This is a guest post by Joel Weiner
I was on my weekend off from Yeshiva in northern Israel this weekend, and spent it in Jerusalem. Last night I went to the big rally for Gilad Shalit outside the Prime Minister’s house to mark Gilad’s fifth birthday in captivity. It was very moving, seeing so many Israelis coming from all over the country to mark the occassion. The Shalit family had organised coaches from just about every city in Israel. Attendance was easily in the thousands.
To tell you the truth though, I’m not really a supporter of the campaign. That sounds like an awful thing to say, and makes me look like a hypocrite, since I did go to the rally last night. I went for the experience, which was a wonderful one: everyone singing Hatikvah together, everyone coming out to support our soldiers.
But at the same time, I find it difficult to believe that Gilad’s continuing captivity is the Prime Minister’s fault. In truth, last night wasn’t just a rally- it was a protest. All the speeches were addressed to the Prime Minister, and all of them made a point of saying that he should be doing more. But in actual fact, Bibi Netanyahu isn’t the one holding Gilad Shalit – Hamas is. And every time a new campaign is launched to bring Gilad home, every time Israelis turn out to put pressure on the Government to do more, Hamas looks on with glee – and raises the price of his release. To put pressure on Bibi is to play directly into the hands of the Hamas terrorists. This is just what they want.
And what happens if we do make a deal now? 800 terrorists for Gilad? 1,000 terrorists for Gilad? I’m not saying he wouldn’t be worth it - the life of a human being is priceless – but there are two issues with this. Firstly, how would the release of 1,000 terrorists make the families of those killed in terrorist attacks feel? And how can we justify putting 1,000 more terrorists on the streets to their next victims?
And secondly – and this, I feel, is the biggest issue – what kind of precedent would it set? If Hamas et al see that their lawless and merciless strategy of kidnapping innocent Israelis works, and leads to their terrorists being freed from Israeli jails, then what is holding them back from kidnapping another handful of border patrol soldiers? It was easy enough for them last time, so what’s stopping them from doing it again?
But take note, I certainly do not mean to say we should leave Gilad Shalit to rot in the hands of his cruel abductors. That is not the Jewish way, not the Israeli way, and not the human way. There is an alternative. Gilad is in captivity and we’re angry about it. But we’re complaining to the wrong people. As I’ve already said, he’s not being held by Bibi Netanyahu; he’s being held by Hamas. This has to be Hamas’s problem, not Israel’s. So let’s make it their problem.

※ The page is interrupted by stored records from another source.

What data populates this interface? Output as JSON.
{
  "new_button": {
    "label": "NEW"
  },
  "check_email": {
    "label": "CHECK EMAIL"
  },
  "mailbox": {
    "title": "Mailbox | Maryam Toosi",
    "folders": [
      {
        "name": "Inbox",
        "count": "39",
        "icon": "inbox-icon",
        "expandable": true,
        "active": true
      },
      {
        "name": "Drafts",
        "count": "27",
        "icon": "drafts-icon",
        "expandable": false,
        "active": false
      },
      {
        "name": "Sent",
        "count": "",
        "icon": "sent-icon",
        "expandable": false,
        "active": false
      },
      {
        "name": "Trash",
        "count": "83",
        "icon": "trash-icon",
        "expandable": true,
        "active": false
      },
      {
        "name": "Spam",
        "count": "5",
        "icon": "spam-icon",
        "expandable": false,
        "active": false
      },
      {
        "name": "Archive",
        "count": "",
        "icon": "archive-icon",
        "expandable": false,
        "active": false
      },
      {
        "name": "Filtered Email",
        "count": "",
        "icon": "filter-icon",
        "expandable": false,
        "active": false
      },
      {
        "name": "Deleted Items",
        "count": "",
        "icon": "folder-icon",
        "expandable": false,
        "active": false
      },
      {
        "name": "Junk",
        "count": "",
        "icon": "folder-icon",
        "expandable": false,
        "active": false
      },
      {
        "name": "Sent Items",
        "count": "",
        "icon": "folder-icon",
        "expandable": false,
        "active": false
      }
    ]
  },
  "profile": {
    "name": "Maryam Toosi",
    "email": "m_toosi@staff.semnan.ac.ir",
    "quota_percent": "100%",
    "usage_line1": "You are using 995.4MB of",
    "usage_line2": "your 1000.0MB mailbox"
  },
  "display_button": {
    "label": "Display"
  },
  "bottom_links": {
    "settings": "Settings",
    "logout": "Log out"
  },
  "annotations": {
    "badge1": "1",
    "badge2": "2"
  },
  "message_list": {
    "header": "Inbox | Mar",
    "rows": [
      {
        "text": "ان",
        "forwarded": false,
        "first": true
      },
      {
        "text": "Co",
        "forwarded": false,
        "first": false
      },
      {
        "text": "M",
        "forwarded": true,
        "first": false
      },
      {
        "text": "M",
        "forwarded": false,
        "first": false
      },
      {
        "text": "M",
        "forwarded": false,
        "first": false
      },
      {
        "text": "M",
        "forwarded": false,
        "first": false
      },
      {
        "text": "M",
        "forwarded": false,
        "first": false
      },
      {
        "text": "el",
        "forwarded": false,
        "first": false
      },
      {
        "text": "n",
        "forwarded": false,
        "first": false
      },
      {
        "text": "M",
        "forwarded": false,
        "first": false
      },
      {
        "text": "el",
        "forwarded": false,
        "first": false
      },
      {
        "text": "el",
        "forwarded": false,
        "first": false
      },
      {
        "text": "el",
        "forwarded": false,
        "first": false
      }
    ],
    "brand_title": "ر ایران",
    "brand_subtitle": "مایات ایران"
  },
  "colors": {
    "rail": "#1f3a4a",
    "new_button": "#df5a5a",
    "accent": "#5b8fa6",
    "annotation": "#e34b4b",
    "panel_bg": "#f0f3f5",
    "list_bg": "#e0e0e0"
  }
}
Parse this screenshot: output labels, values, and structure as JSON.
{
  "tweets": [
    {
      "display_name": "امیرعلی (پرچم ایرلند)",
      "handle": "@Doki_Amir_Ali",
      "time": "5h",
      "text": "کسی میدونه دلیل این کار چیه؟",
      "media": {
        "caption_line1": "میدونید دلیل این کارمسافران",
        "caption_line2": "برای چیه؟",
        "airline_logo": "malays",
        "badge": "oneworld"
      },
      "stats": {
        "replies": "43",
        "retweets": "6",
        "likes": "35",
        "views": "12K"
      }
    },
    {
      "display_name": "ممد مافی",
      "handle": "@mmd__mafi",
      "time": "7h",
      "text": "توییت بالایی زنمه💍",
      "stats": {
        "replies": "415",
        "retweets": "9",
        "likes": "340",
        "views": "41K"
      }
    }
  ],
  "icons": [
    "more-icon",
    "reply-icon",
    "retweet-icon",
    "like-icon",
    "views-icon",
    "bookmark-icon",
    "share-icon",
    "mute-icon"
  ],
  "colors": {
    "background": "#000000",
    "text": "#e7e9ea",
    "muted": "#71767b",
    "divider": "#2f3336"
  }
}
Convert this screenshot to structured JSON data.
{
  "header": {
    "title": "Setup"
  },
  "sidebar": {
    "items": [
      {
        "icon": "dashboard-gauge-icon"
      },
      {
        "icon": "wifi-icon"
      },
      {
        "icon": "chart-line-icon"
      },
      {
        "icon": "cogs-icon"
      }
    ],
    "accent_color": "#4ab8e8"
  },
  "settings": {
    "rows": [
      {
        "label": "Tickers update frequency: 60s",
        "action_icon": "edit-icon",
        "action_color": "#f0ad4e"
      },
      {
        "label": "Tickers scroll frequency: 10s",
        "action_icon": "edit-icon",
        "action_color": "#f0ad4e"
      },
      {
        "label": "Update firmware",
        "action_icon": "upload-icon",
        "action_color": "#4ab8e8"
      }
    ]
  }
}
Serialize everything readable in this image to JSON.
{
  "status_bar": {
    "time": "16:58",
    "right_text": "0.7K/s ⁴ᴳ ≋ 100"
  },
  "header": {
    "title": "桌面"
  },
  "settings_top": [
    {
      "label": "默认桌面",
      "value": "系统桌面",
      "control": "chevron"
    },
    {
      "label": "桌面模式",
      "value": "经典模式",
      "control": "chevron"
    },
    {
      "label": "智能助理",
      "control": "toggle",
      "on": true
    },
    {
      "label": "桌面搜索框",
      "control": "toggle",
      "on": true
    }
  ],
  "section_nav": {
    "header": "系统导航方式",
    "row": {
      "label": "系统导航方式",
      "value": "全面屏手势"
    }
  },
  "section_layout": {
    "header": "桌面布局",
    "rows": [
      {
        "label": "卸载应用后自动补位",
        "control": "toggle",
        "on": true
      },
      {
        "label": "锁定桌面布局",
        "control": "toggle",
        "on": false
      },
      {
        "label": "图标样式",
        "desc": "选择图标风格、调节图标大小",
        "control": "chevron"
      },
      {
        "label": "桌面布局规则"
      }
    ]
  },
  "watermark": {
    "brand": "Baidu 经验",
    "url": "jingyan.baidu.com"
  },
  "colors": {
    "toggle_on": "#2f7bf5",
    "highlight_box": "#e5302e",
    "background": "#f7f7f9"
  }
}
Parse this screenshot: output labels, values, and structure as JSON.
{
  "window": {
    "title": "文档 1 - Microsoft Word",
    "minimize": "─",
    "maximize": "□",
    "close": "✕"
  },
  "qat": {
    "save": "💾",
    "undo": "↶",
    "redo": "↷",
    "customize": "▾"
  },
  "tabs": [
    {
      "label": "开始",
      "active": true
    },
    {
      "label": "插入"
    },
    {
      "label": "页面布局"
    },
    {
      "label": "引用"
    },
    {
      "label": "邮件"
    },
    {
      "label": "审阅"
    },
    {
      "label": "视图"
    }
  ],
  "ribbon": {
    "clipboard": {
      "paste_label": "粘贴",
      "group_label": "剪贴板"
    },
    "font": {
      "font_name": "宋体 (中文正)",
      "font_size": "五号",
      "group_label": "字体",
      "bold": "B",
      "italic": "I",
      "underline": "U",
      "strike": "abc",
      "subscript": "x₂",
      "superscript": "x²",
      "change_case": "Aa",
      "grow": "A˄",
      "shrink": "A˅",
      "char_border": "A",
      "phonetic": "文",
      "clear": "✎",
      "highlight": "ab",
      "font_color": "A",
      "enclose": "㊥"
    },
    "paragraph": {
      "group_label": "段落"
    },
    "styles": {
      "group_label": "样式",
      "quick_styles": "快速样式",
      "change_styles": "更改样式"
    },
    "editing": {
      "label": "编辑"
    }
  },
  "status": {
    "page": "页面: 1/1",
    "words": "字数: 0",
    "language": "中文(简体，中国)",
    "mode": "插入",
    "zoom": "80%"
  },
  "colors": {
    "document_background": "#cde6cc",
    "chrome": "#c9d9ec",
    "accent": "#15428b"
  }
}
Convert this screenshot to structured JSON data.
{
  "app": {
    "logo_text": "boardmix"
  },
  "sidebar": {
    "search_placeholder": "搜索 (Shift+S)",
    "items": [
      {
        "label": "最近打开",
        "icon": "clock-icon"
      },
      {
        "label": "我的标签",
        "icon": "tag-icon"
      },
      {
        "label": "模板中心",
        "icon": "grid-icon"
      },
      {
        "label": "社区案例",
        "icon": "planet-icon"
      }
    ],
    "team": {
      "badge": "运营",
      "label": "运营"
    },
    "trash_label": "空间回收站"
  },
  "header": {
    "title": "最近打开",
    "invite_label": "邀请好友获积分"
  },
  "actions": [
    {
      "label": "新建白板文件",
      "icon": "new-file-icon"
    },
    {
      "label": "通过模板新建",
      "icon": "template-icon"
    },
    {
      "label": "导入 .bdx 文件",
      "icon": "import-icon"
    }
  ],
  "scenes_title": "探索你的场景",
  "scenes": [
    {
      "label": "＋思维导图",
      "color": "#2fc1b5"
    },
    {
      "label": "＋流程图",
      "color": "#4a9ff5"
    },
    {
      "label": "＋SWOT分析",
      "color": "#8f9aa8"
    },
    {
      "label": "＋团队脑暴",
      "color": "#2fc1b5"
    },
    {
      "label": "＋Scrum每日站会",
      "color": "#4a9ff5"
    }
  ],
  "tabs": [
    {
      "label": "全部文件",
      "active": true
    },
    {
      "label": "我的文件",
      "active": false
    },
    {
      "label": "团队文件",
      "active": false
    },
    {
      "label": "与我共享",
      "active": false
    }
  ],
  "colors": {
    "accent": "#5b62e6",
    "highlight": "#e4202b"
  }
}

One of the main criticisms aimed at Israel is at its record on human rights. Now, those who do criticise Israel’s human rights are clearly misinformed, misguided, willful manipulators, or all three. We’re talking about ‘pro-Palestinian’ campaigners, Guardian readers/writers, Amnesty International and the like. The Stop the War Coalition, Socialist Workers’ Party… the list goes on. So this should be our strategy: every time we’re criticised on the grounds of human rights, we say, “I can’t even have this conversation with you whilst Israeli soldier Gilad Shalit is held in captivity in an undisclosed location, with no contact from the outside world or even the Red Cross. Every Palestinian prisoner in Israeli prisons is granted those basic human rights, as well as the right to a fair trial and even legal representation, all of which Gilad Shalit is denied.
“He hasn’t been allowed to have so much as a conversation with anyone other than his captors for more than four years. You talk about human rights? This is an abomination. Once Gilad Shalit is freed, only then can we start to question Israel’s treatment of Palestinians, which may not be faultless but is miles away from that afforded to Shalit.”
The Gilad Shalit issue should be their problem. It should be a burden not just for Hamas and its cronies but for Israel’s critics everywhere. They have to know that they cannot be criticising Israel’s record on human rights whilst their own is far, far worse. They should be made to feel bad that their side is so clearly in the wrong.
And the second part of our strategy should be pressure, not on Israel, but on Hamas, via the international community. I’m not talking about making measly statements such as the British Foreign Office issued yesterday; that potentially worsens the problem by, again, allowing Hamas to raise the price. No, we need to be more decisive than that. Every year, the US and the UN – and no doubt, the UK too – jointly give millions of pounds to Gaza in aid. Why aren’t they considering the option of making that aid dependent on Shalit’s release? The US and UN know as well as we do that Gilad Shalit’s continuing captivity is a stain on the face of the Middle East peace process. Let’s make this issue a real problem for Hamas. Their choice, effectively, will be either to free Shalit or for Gaza to be financially crippled.
So let’s make it clear. The Shalit issue is a big problem. But by making it Bibi Netanyahu’s problem, the dillemma is only augmented. By making it the problem of Hamas and Israel’s critics, we may actually get somewhere and, with God’s help, Gilad might finally be allowed home.